To check whether you have all programs installed in one go, you can use which to test for the following programs:

hmmsearch
transeq
R
blastall

Data and databases used in this workshop

In this workshop, we are (due to time constraints) going to use a simplified version of the Pfam database, including only protein families related to plasmid replication and maintenance. This database is pre-compiled and can be downloaded from http://microbiology.se/teach/scilife2014/pfam.tar.gz Download it using the following commands:

mkdir -p ~/Pfam
cd ~/Pfam
wget http://microbiology.se/teach/scilife2014/pfam.tar.gz
tar -xzvf pfam.tar.gz
cd ~

In addition, you will need to obtain the following data sets for the workshop:

/proj/g2014113/metagenomics/annotation/baltic1.fna
/proj/g2014113/metagenomics/annotation/baltic2.fna
/proj/g2014113/metagenomics/annotation/indian_lake.fna
/proj/g2014113/metagenomics/annotation/swedish_lake.fna

We are going to use two data sets from the Baltic Sea, one from a Swedish lake and one from an Indian lake contaminated with wastewater from pharmaceutical production. For the same of time, I have reduced the data sets in size dramatically prior to this workshop. You can create links to the above files using the ln -s <path> command. Use it on all the four data sets.

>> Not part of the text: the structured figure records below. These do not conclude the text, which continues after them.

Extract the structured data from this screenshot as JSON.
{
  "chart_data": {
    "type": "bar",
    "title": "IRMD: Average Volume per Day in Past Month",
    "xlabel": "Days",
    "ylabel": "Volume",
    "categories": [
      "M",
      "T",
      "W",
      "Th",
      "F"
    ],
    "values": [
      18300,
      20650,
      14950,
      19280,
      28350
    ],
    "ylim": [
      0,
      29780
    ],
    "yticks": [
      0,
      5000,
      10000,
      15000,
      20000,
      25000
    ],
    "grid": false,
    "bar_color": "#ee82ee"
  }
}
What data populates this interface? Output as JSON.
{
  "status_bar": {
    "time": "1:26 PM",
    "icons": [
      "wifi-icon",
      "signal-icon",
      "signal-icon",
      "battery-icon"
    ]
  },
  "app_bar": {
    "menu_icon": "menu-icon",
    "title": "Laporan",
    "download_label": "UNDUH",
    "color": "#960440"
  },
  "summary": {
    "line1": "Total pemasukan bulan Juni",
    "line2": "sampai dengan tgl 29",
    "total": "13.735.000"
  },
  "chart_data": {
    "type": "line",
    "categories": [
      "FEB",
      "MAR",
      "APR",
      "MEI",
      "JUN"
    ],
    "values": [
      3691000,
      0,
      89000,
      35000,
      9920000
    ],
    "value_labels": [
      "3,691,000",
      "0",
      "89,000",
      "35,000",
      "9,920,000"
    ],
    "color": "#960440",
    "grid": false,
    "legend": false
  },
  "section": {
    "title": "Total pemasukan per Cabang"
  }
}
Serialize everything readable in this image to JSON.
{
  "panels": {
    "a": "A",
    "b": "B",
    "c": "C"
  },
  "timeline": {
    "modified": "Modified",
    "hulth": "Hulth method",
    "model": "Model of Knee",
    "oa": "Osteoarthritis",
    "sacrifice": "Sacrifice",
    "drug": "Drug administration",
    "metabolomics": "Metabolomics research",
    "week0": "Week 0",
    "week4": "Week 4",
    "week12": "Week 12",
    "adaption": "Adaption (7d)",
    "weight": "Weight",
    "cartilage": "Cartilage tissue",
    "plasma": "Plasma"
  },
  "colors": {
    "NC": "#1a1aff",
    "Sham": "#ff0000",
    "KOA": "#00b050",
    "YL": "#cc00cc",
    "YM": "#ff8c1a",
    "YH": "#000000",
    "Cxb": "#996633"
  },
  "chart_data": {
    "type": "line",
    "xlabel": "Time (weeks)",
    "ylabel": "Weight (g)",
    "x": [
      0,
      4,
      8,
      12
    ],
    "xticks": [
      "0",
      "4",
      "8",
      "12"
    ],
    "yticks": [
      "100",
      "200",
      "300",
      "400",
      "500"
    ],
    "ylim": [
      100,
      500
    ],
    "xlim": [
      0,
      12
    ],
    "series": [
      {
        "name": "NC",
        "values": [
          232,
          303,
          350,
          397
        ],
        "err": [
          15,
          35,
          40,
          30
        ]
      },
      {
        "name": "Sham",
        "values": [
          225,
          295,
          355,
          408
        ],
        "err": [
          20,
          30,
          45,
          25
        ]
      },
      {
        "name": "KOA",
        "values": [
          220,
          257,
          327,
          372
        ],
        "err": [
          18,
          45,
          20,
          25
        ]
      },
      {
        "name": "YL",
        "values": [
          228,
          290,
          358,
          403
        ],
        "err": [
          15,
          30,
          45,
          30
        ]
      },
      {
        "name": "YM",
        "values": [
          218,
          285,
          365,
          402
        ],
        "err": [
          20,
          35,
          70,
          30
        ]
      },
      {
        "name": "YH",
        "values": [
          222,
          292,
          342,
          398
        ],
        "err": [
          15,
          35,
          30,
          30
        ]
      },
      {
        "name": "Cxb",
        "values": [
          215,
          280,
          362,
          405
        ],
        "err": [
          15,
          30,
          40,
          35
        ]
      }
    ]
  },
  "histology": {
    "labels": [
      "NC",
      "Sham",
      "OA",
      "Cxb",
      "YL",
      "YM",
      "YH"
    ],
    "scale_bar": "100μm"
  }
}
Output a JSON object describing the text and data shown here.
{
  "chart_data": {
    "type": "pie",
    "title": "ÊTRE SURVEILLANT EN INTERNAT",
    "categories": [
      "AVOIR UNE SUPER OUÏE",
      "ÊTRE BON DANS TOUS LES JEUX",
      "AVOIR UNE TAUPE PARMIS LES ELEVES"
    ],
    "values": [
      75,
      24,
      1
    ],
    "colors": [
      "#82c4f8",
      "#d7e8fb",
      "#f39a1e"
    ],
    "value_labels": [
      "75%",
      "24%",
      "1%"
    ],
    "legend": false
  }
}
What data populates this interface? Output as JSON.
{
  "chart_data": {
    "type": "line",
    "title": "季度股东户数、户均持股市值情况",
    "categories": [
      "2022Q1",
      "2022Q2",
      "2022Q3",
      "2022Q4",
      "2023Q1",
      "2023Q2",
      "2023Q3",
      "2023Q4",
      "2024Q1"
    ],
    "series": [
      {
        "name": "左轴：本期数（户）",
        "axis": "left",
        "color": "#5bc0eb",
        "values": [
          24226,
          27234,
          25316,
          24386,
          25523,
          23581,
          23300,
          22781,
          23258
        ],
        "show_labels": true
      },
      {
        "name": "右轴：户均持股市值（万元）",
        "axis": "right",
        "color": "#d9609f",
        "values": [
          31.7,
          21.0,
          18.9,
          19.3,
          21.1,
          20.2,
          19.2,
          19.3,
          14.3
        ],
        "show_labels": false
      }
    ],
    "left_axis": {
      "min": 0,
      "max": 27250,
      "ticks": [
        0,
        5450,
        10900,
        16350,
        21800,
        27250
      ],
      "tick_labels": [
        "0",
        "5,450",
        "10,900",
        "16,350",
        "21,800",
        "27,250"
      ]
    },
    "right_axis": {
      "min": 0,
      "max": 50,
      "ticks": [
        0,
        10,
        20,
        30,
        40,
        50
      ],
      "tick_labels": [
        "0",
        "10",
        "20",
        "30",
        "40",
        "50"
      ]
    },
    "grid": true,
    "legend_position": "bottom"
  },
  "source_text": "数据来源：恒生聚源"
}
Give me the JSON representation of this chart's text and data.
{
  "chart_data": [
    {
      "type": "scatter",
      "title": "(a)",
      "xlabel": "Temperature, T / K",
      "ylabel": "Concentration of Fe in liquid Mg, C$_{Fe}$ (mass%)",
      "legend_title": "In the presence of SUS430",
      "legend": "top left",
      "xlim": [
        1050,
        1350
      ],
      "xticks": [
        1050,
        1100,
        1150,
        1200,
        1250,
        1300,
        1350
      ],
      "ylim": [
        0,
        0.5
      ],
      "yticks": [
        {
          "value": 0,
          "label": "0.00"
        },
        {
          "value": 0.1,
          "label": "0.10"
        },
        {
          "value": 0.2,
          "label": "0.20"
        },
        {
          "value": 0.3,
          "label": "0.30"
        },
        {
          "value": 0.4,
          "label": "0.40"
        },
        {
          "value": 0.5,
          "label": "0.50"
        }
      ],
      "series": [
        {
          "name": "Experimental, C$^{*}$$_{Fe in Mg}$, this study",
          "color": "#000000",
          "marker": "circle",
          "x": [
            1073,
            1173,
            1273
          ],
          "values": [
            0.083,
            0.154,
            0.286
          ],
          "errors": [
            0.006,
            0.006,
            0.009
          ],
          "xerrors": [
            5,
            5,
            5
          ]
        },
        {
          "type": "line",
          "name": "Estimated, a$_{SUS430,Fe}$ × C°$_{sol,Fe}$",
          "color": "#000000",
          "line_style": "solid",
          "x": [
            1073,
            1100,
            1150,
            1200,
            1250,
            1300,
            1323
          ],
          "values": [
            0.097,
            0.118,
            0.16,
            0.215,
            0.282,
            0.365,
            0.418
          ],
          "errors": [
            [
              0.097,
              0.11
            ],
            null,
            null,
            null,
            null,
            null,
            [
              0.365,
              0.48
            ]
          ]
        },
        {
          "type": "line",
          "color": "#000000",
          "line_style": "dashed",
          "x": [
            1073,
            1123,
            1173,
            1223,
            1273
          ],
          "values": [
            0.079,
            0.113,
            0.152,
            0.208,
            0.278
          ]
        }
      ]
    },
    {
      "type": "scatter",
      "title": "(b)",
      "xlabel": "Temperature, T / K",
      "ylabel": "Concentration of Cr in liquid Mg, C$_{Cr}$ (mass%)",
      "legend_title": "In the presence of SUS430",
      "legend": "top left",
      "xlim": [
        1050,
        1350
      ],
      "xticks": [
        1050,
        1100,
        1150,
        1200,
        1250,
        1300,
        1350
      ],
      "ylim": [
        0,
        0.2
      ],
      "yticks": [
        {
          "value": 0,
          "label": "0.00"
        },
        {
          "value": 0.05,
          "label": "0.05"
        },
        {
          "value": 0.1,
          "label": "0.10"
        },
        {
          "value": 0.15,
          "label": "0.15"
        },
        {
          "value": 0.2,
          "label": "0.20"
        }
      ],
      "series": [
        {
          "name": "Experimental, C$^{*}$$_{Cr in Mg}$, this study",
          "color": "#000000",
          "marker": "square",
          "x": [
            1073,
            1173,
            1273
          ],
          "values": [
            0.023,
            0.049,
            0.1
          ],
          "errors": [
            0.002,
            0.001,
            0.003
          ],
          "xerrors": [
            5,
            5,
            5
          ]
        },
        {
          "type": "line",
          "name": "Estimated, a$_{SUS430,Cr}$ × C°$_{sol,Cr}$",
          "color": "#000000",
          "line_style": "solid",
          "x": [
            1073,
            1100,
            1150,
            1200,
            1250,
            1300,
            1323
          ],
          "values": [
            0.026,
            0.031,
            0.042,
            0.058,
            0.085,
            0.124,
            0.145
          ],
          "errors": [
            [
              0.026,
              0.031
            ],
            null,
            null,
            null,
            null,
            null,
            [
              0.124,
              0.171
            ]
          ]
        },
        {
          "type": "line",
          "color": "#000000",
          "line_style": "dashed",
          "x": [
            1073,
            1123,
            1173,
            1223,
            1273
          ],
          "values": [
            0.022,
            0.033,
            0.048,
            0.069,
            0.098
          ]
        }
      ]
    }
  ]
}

(Optional excercise) Install Metaxa2 by yourself

Follow these steps only if you want to install Metaxa2 by yourself. The code for Metaxa2 is available from http://microbiology.se/sw/Metaxa2_2.0rc3.tar.gz You can install Metaxa2 as follows:

# Create a src and a bin directory
mkdir -p ~/src
mkdir -p ~/bin

# Go to the source directory and download the Metaxa2 tarball
cd ~/src
wget http://microbiology.se/sw/Metaxa2_2.0rc3.tar.gz
tar -xzvf Metaxa2_2.0rc3.tar.gz
cd Metaxa2_2.0rc3

# Run the installation script
./install_metaxa2

# Try to run Metaxa2 (this should bring up the main options for the software)
metaxa2 -h

If this did not work, you can try this manual approach:

cd ~/src/Metaxa2_2.0rc3
cp -r metaxa2* ~/bin/

# Then try to run Metaxa2 again
metaxa2 -h

If this brings up the help message, you are all set!